Meet Alexis Akarolo, who is the co-founder of Rebuild The Block.
Rebuild The Block is a nonprofit organization that aims to provide outreach and resources to the community.
It serves as a host, to redistribute wealth and knowledge. Akarolo, who is a Penn State Abington alum, partnered with her former college roommate Zelnnetta Clark, to launch this initiative.
"It originally started as a GoFundMe," said Akarolo. "And I started because I wasn't seeing enough conversation around how people were going to help small businesses."
Akarolo says through divine intervention she felt the ability to, "just do it."
Soon after, the campaign was quickly noticed, raising over $200,000 by communities in Philly and throughout the East Coast.
Ultimately, they are helping small business owners that have been affected by the struggles in the year 2020. One of the local businesses this nonprofit has helped is Pink Social Strategies, a Philly based event management firm.
"Really it was more of a community effort.
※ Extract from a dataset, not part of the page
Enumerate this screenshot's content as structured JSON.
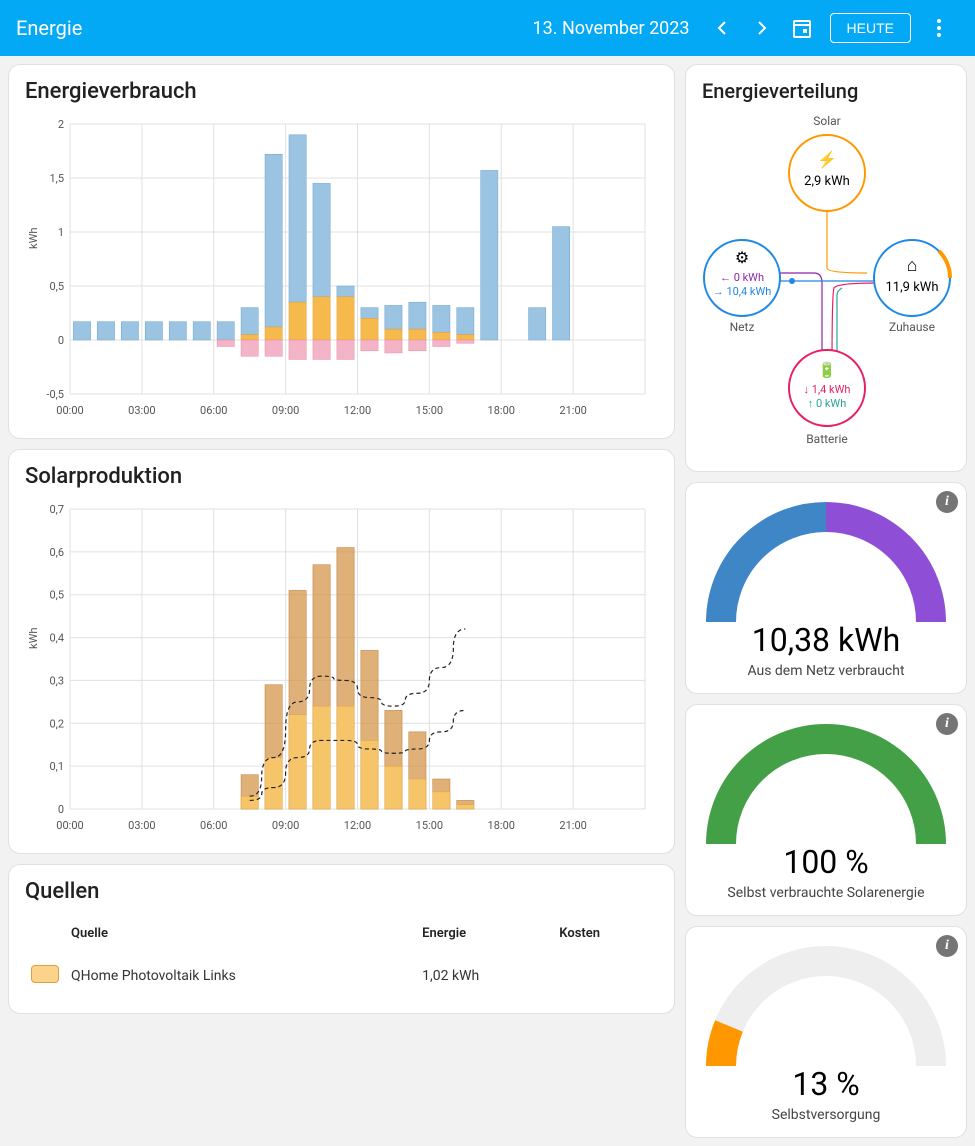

People from all over were sharing, people were having their family members who have businesses apply, and I think it just grew organically through the community," said Akarolo. "My partner and I said 'we have to be responsible with this.' Our main focus is helping these businesses, you know bailing them out cause COVID hit hard."
Akarolo says the looting also played a big factor, destroying many small businesses. "We're just trying to have peoples back," she added.
For the month of September, Akarolo says she and her team have implemented some new initiatives to help get the ball rolling for small business owners.
"We currently have what we call 'Startup September' going on," said Akarolo. "We have a raffle at this very moment going on, where we are offering different prizes, just to help energize people to start their businesses."
Akarolo also states a funding program for small businesses that started up in the past year, who was also hurt as well in the process of 2020.
We want to be able to help people with things like mental health, and educational problems, financial literacy, and housing literacy," said Akarolo. "Eventually we would like to be that one-stop-shop for people to go to."